Subject Area Human Cognitive and Systems Neuroscience
Term since 2022
Project identifier Deutsche Forschungsgemeinschaft (DFG) - Project number 491157081
 
About 100 hundred years ago the first non-invasive recording of human brain activity revealed strong rhythmic patterns. We now know that these rhythms are ubiquitous in the human brain and are sensitive markers of brain states in health and disease. Still, fundamental questions remain unanswered: What proportion of brain activity is rhythmic? How stable are brain rhythms in time and frequency? How important is the shape of rhythmic brain waves and how does this relate to behaviour? What are the critical structural and functional 'neural rules' that shape these properties of brain dynamics and how are they related to individual traits and states? T-BraiC is an ambitious programme to address these long-standing questions. T-BraiC will implement and use new analysis methods to overcome three current challenges in the field.
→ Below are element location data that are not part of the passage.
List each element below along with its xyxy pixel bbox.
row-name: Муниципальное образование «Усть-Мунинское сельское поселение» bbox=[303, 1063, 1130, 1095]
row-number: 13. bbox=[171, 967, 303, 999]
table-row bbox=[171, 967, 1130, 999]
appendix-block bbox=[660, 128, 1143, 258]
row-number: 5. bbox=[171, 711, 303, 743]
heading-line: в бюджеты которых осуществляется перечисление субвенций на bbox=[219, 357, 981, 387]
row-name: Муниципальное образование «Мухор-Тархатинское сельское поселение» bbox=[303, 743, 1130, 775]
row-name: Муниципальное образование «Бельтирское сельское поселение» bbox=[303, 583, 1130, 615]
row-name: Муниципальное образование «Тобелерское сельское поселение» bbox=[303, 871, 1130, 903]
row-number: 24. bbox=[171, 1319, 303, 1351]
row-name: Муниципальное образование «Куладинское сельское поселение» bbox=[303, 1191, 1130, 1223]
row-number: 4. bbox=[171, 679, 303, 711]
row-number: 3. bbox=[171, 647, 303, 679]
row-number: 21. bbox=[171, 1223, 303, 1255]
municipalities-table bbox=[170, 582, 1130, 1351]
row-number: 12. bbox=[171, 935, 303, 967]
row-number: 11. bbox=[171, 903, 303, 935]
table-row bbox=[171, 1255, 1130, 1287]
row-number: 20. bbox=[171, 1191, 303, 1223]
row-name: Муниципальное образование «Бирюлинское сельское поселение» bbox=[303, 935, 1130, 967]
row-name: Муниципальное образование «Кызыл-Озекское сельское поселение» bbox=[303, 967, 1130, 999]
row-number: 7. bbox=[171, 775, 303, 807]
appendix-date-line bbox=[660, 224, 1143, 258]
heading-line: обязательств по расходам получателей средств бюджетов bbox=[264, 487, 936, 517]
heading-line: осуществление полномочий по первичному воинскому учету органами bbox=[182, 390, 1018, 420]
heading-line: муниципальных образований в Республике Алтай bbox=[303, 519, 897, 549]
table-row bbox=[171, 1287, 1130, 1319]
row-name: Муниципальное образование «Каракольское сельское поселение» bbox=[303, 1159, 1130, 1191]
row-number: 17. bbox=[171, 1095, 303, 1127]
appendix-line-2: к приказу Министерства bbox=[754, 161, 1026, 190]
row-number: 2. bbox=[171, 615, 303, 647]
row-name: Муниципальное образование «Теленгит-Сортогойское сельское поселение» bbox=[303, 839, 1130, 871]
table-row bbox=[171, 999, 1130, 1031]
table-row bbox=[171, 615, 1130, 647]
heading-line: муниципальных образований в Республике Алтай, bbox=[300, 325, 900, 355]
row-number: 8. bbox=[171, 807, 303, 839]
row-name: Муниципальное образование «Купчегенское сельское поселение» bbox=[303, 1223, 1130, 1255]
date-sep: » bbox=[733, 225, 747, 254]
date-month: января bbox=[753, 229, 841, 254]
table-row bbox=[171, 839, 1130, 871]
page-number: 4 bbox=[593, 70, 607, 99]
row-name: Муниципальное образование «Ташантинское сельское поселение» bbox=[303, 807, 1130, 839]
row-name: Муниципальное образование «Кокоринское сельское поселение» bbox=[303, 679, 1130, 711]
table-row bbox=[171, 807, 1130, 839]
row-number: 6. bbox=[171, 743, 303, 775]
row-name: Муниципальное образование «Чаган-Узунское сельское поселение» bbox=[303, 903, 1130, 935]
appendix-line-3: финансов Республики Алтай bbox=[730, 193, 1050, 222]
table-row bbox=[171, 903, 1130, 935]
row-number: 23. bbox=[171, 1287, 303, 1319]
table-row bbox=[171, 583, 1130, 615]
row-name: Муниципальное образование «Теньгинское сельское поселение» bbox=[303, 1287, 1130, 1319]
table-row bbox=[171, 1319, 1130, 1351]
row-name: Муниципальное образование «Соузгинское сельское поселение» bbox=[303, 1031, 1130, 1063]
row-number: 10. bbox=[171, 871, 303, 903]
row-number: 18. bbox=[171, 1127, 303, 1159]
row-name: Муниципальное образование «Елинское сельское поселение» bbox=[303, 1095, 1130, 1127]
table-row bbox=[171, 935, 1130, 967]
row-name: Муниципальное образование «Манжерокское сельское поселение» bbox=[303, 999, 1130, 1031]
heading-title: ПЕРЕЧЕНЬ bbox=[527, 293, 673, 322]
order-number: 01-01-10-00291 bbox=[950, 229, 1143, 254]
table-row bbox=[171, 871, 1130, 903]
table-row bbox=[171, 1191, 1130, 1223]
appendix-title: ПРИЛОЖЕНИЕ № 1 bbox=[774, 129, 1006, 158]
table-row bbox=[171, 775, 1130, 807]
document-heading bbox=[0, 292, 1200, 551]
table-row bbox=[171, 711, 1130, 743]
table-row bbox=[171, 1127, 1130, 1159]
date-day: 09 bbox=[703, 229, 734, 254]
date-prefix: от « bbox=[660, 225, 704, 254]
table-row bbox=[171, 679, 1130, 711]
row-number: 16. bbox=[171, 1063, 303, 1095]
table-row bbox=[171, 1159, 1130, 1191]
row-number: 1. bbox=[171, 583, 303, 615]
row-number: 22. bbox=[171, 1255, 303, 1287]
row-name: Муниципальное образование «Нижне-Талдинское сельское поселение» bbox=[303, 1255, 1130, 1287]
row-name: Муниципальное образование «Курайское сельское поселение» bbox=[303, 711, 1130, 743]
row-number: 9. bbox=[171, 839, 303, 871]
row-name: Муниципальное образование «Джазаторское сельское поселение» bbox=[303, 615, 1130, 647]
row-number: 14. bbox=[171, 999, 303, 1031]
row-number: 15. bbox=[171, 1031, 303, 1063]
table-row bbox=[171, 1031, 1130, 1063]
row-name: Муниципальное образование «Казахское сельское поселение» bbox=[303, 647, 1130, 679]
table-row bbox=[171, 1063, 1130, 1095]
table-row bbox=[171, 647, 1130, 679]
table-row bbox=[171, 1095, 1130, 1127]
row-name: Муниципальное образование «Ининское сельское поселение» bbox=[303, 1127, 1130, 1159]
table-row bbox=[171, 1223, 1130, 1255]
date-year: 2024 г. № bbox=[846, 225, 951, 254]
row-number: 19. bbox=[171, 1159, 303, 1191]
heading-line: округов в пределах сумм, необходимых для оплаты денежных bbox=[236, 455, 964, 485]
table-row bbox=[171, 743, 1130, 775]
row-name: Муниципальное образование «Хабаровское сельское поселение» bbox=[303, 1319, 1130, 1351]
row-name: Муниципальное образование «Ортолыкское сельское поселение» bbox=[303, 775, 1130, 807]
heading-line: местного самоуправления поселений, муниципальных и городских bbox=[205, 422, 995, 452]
It will then apply these methods to a unique data set that is acquired during this project. It consists of high-resolution measurements of brain activity from 200 participants (magnetoencephalograpy (MEG) and electroencephalography (EEG)) during rest and different cognitive tasks. Importantly, participants will be recruited from an existing cohort in Muenster where detailed phenotyping has been carried out (questionnaires, neuropsychological assessments, anthropometry, body impedance, vascular status, blood samples and structural (T1, DTI) and functional magnetic resonance imaging (MRI). T-BraiC will combine this large-scale data with state-of-the-art computational modelling. Computational models will be constructed based on individual anatomical information to simulate realistic MEG data. Systematic comparison between simulated and measured data provides information about the physiological underpinnings of measured brain rhythms. This approach will be complemented with predictive models that will be used to predict individuals traits and states from brain activity using state-of-the-art machine learning tools. Using this integrated approach, T-BraiC will provide a comprehensive account of the structure and organisation of rhythmic human brain activity, its individual variability, relationship to behaviour and dependence on phenotype.